As he finalised one of his most important Cabinets to date, President Robert Mugabe faced a daunting task this week — appointing a Cabinet that would help to restore confidence in his management of the economy, but one that would also please the factions in his party that are vying for influence.
Mugabe is expected to name the new Cabinet shortly after his inauguration. Critics will watch closely to see how he manages the economy, and those within Zanu-PF will expect to be rewarded for delivering his victory.
Mugabe plans to set up an “economic and investment commission”, a quasi-ministry that would drive economic planning within the government, say several government sources.
Arthur Mutambara, who was the deputy prime minister under the unity government, is expected to play a senior role in the new body.
In the weeks after the elections, the different factions in Zanu-PF have been angling to have their loyalists appointed to key Cabinet posts.
After Zanu-PF’s victory, loyalists are positioning themselves to get the biggest spoils. After a meeting to review the party’s performance at the polls, Zanu-PF spokesperson Rugare Gumbo has said that Vice-President Joice Mujuru had taken issue with claims by members of a rival party faction that it had delivered the victory for Mugabe.
This week, on the eve of his inauguration, Mugabe again faced pressure on his appointments, according to several senior officials.
“He [Mugabe] may have wanted a smaller, more manageable Cabinet this time round, but he may have to appoint a few more people to make everyone happy,” a member of Zanu-PF’s politburo said on Tuesday.
Business groups and even top Zanu-PF officials have been lobbying Mugabe to appoint a smaller Cabinet.
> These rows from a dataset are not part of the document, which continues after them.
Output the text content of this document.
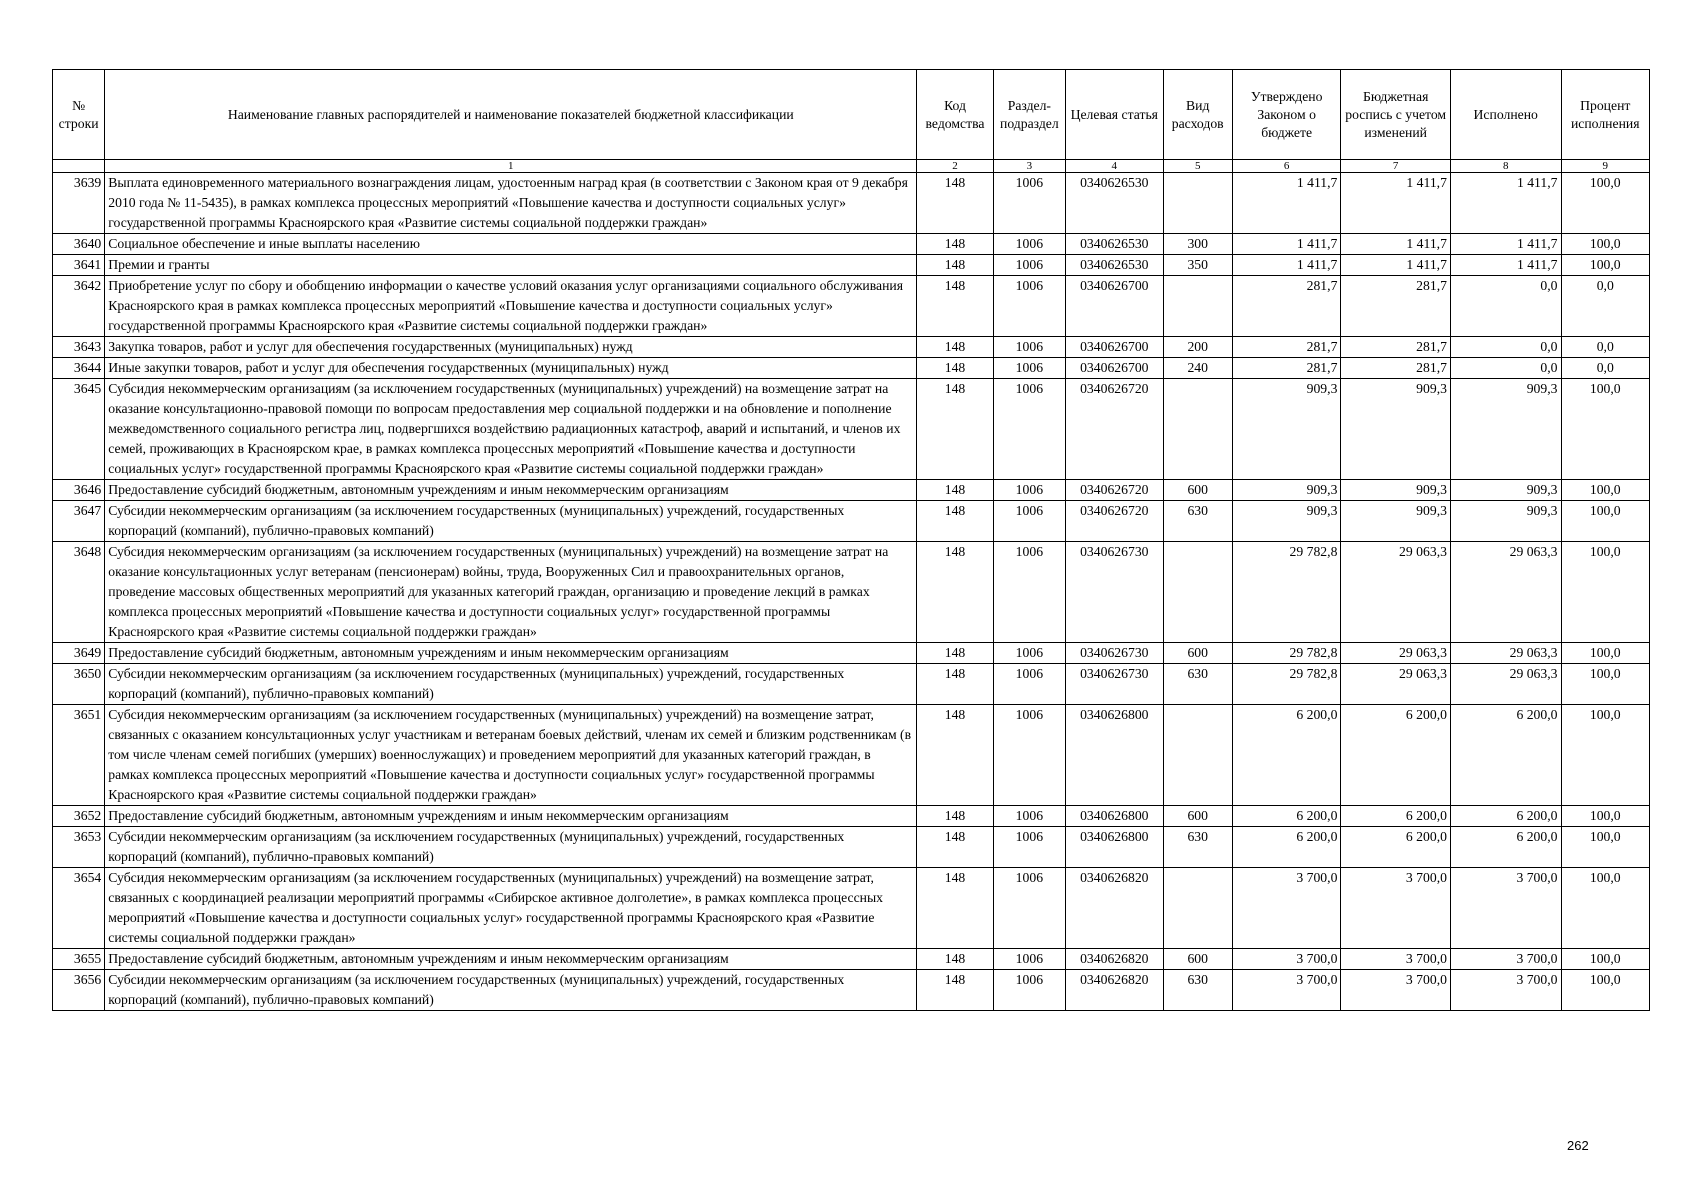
№ строки	Наименование главных распорядителей и наименование показателей бюджетной классификации	Код ведомства	Раздел-подраздел	Целевая статья	Вид расходов	Утверждено Законом о бюджете	Бюджетная роспись с учетом изменений	Исполнено	Процент исполнения
	1	2	3	4	5	6	7	8	9
3639	Выплата единовременного материального вознаграждения лицам, удостоенным наград края (в соответствии с Законом края от 9 декабря 2010 года № 11-5435), в рамках комплекса процессных мероприятий «Повышение качества и доступности социальных услуг» государственной программы Красноярского края «Развитие системы социальной поддержки граждан»	148	1006	0340626530		1 411,7	1 411,7	1 411,7	100,0
3640	Социальное обеспечение и иные выплаты населению	148	1006	0340626530	300	1 411,7	1 411,7	1 411,7	100,0
3641	Премии и гранты	148	1006	0340626530	350	1 411,7	1 411,7	1 411,7	100,0
3642	Приобретение услуг по сбору и обобщению информации о качестве условий оказания услуг организациями социального обслуживания Красноярского края в рамках комплекса процессных мероприятий «Повышение качества и доступности социальных услуг» государственной программы Красноярского края «Развитие системы социальной поддержки граждан»	148	1006	0340626700		281,7	281,7	0,0	0,0
3643	Закупка товаров, работ и услуг для обеспечения государственных (муниципальных) нужд	148	1006	0340626700	200	281,7	281,7	0,0	0,0
3644	Иные закупки товаров, работ и услуг для обеспечения государственных (муниципальных) нужд	148	1006	0340626700	240	281,7	281,7	0,0	0,0
3645	Субсидия некоммерческим организациям (за исключением государственных (муниципальных) учреждений) на возмещение затрат на оказание консультационно-правовой помощи по вопросам предоставления мер социальной поддержки и на обновление и пополнение межведомственного социального регистра лиц, подвергшихся воздействию радиационных катастроф, аварий и испытаний, и членов их семей, проживающих в Красноярском крае, в рамках комплекса процессных мероприятий «Повышение качества и доступности социальных услуг» государственной программы Красноярского края «Развитие системы социальной поддержки граждан»	148	1006	0340626720		909,3	909,3	909,3	100,0
3646	Предоставление субсидий бюджетным, автономным учреждениям и иным некоммерческим организациям	148	1006	0340626720	600	909,3	909,3	909,3	100,0
3647	Субсидии некоммерческим организациям (за исключением государственных (муниципальных) учреждений, государственных корпораций (компаний), публично-правовых компаний)	148	1006	0340626720	630	909,3	909,3	909,3	100,0
3648	Субсидия некоммерческим организациям (за исключением государственных (муниципальных) учреждений) на возмещение затрат на оказание консультационных услуг ветеранам (пенсионерам) войны, труда, Вооруженных Сил и правоохранительных органов, проведение массовых общественных мероприятий для указанных категорий граждан, организацию и проведение лекций в рамках комплекса процессных мероприятий «Повышение качества и доступности социальных услуг» государственной программы Красноярского края «Развитие системы социальной поддержки граждан»	148	1006	0340626730		29 782,8	29 063,3	29 063,3	100,0
3649	Предоставление субсидий бюджетным, автономным учреждениям и иным некоммерческим организациям	148	1006	0340626730	600	29 782,8	29 063,3	29 063,3	100,0
3650	Субсидии некоммерческим организациям (за исключением государственных (муниципальных) учреждений, государственных корпораций (компаний), публично-правовых компаний)	148	1006	0340626730	630	29 782,8	29 063,3	29 063,3	100,0
3651	Субсидия некоммерческим организациям (за исключением государственных (муниципальных) учреждений) на возмещение затрат, связанных с оказанием консультационных услуг участникам и ветеранам боевых действий, членам их семей и близким родственникам (в том числе членам семей погибших (умерших) военнослужащих) и проведением мероприятий для указанных категорий граждан, в рамках комплекса процессных мероприятий «Повышение качества и доступности социальных услуг» государственной программы Красноярского края «Развитие системы социальной поддержки граждан»	148	1006	0340626800		6 200,0	6 200,0	6 200,0	100,0
3652	Предоставление субсидий бюджетным, автономным учреждениям и иным некоммерческим организациям	148	1006	0340626800	600	6 200,0	6 200,0	6 200,0	100,0
3653	Субсидии некоммерческим организациям (за исключением государственных (муниципальных) учреждений, государственных корпораций (компаний), публично-правовых компаний)	148	1006	0340626800	630	6 200,0	6 200,0	6 200,0	100,0
3654	Субсидия некоммерческим организациям (за исключением государственных (муниципальных) учреждений) на возмещение затрат, связанных с координацией реализации мероприятий программы «Сибирское активное долголетие», в рамках комплекса процессных мероприятий «Повышение качества и доступности социальных услуг» государственной программы Красноярского края «Развитие системы социальной поддержки граждан»	148	1006	0340626820		3 700,0	3 700,0	3 700,0	100,0
3655	Предоставление субсидий бюджетным, автономным учреждениям и иным некоммерческим организациям	148	1006	0340626820	600	3 700,0	3 700,0	3 700,0	100,0
3656	Субсидии некоммерческим организациям (за исключением государственных (муниципальных) учреждений, государственных корпораций (компаний), публично-правовых компаний)	148	1006	0340626820	630	3 700,0	3 700,0	3 700,0	100,0
262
The previous Cabinet had 37 ministers.
“The size of our Cabinet is very huge and it has something to do with political accommodation,” said Basil Nyabadza, a businessman and Zanu-PF member. “We want to see a lean Cabinet that is biased towards economic development. We want a Cabinet that is driven by results and nothing else.”
Mugabe’s office has been consulting the country’s big business groups, seeking their views on the Cabinet and economic policy.
“We have been invited to make submissions,” said Hlanganiso Matangaidze, head of the Zimbabwe National Chamber of Commerce. He did not disclose what recommendations his group had made.
“We think that hopefully our political leaders will come to a point where election issues are behind us,” said Douglas Munatsi, head of BancABC, one of the country’s largest banks.
The law allows Mugabe to pick five ministers who are not MPs “for their professional skills and competence”. Businesses hope that he will appoint nonpoliticians to the economic cluster of ministries.
However, Mugabe still has to please his allies by parcelling out posts, which means he may yet again place politics ahead of economic needs.
His choice of finance minister will be key. Names being bandied about include Sylvester Nguni, a former business executive, and Joe Mtizwa, the former head of brewer Delta.
There has been public lobbying for Reserve Bank of Zimbabwe governor Gideon Gono, though other hardliners want Emmerson Mnangagwa appointed to the post.
Since the final results of the elections were announced, the markets have tumbled as already fragile confidence was shaken further.
By Tuesday, the Zimbabwe Stock Exchange had fallen for 11 straight days as investors sold shares because of concern about economic policy.
Mugabe is unlikely to tinker much with the defence and security portfolios, which have served him well.
The senior loyalists who have been rotated in the portfolios, such as Nicholas Goche, Sydney Sekeramayi and Emmerson Mnangagwa, are likely to be retained in those posts.